The measure would cut most property-tax bills by at least 25 percent, revamp the way the state pays for schools and order the Legislature to replace the estimated loss of $9 billion with new, expanded sales taxes or other revenue.

The Taxation and Budget Reform Commission voted 18-7 for the amendment -- one more than needed to get it on the ballot.

The commission approved five other amendments for the November ballot. Voters must approve the measures by a 60 percent margin for them to be adopted.

Proponents hailed the tax swap as the salve needed to stimulate the ailing housing market, revive the economy and prepare the state's tax system for the next 20 years. The tax cut would take effect Jan. 1, 2010.

''With virtually the stroke of a pen, or the support of the people, this ballot initiative will create approximately $80 billion of wealth in Florida,'' said commission member John McKay, a Bradenton developer, former Senate president and sponsor of the amendment.

He said an analysis done for the commission by economist Hank Fishkind predicts the amendment ``will spur retail sales. It will accelerate the recovery of the housing industry. People will be be able to qualify for mortgages with less difficulty . . . Then, the construction industry will kick back in.''

But opponents warned the proposal -- which would eliminate the property taxes the state now requires school districts to collect -- is ''wrong-headed'' and ''foolhardy'' because it relies on the Legislature to find other means to fund education.

''We know that is not going to happen,'' said commission member Randy Miller, a vice president of the Florida Retail Federation and a former state Department of Revenue director. ``Where are we expecting to get this?''

The tax-swap idea received preliminary approval from the panel three weeks ago.

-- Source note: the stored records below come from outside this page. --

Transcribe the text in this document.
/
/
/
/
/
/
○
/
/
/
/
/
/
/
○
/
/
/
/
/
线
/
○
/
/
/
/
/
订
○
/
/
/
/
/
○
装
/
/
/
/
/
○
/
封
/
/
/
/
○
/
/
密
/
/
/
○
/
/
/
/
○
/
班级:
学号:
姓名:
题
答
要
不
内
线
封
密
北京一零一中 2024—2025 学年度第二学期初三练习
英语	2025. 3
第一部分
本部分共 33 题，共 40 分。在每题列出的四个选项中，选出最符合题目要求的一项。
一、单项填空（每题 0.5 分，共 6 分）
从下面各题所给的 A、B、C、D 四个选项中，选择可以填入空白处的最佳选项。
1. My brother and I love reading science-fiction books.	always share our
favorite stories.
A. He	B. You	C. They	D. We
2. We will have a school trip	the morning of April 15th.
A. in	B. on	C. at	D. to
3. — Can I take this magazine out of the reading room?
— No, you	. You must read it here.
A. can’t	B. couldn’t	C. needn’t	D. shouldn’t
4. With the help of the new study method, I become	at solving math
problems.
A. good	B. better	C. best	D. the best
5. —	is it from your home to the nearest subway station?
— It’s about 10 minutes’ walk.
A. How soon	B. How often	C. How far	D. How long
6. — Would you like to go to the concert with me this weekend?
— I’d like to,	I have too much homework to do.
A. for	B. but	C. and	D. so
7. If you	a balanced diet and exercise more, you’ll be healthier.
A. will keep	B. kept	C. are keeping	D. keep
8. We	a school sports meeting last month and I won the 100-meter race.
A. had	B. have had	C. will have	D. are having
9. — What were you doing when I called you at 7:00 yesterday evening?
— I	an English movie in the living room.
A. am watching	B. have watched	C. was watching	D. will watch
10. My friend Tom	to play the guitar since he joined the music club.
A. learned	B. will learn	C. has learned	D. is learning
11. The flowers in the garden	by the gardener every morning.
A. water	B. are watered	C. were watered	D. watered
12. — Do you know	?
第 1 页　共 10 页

But mounting pressure from a stream of business and trade groups, and a one-man campaign by Senate Finance and Tax Chairman Mike Haridopolos, the lone legislator to speak out against the plan, led three commission members -- Susan Story, Brian Yablonski and Mike Hogan -- to switch sides and vote no.

Story, the chief executive of Gulf Power, said her main concern was that legislators will have few options but to raise some taxes on services that are now exempt. She said that will hurt small businesses and lead to job losses.

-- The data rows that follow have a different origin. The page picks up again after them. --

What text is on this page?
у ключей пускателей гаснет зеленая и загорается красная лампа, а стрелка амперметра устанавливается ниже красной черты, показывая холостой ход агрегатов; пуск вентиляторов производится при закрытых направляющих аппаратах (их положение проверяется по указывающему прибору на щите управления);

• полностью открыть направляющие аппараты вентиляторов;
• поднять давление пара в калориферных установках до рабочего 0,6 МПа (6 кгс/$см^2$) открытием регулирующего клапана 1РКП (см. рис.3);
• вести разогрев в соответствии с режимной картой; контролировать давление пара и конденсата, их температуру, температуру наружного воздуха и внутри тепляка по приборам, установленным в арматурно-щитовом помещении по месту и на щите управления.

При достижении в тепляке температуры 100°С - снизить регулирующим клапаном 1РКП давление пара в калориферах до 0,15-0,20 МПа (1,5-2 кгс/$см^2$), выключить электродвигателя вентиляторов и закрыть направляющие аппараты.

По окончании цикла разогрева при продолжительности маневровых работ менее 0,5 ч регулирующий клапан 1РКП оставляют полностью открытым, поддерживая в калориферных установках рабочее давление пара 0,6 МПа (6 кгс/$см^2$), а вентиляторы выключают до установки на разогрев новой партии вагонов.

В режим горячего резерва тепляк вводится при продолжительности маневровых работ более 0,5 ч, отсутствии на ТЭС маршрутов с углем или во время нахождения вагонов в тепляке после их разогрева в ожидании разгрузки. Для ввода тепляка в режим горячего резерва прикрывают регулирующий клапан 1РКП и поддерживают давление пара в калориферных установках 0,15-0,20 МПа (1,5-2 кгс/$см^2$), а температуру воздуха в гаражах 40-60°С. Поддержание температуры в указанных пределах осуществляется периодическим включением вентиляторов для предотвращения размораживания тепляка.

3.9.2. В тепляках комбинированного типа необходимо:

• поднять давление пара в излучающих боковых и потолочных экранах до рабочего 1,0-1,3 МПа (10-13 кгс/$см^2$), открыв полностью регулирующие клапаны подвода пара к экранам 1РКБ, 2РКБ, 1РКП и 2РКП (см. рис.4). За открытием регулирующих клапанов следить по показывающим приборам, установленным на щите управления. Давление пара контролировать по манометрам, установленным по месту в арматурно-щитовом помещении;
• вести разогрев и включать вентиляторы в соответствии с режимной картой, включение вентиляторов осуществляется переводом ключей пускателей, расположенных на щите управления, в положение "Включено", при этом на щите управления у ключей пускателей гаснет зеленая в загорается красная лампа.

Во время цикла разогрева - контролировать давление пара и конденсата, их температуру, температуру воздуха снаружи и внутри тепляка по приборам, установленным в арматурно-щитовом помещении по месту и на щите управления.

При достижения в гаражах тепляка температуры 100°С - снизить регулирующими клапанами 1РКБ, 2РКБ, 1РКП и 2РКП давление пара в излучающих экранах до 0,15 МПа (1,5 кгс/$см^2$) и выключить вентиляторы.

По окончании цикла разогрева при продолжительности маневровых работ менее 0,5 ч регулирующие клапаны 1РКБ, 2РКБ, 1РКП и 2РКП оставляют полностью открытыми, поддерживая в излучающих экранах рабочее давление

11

''I would love to have property tax relief, but I am very concerned,'' she said. ``It's one thing to have relief, but it's another thing not to have a job.''

But most commission members held true to the tax swap, considered by many to be the hallmark reform of their yearlong review of the state's tax system that involved what commission chairman Allan Bense said was ``hours and hours and hours and hours of public hearings.''

The Florida Constitution mandates that the panel meet every 20 years to recommend constitutional changes to improve the state's tax and budget system.

''If we don't vote this out, I don't think we will just disappoint the people. I think we will fail the people,'' said Roberto Martinez, a commission member and Miami lawyer. ``I think people want to have an opportunity to vote for a property-tax proposal and while this is far from perfect, it is the best and wisest proposal we can present to the people.''

McKay said he will raise money to promote the amendment he championed.

The Florida Association of Broadcasters, a trade group opposed to taxing advertising, is already mounting a campaign against it, Miller said.

''The good thing is it still has to go on the ballot. It still has to survive a campaign and the voters still have to hear the pros and con,'' said House Speaker Marco Rubio, who said Thursday he supports the amendment. ``I have a feeling the cons are going to be much better funded than the pros.''

Rubio said that while he understands the concerns of Haridopolos, he is confident the Legislature can find enough budget cuts, coupled with sales tax increases and economic growth, to stave off creating a sales tax on services.

'People need to know that a `No' vote dooms us inevitably to property tax increases in the state,'' Rubio said. ``If we keep this current system in place, you will be forced to raise property taxes in the future in order to fund education at a level where people want it.''

The panel will consider two more proposals Friday, after a parliamentary move allowed them to resurrect two plans that were considered dead: They will vote on a proposal to give constitutional protection to private school vouchers and a provision to require all schools districts to spend 65 percent of their budgets on education.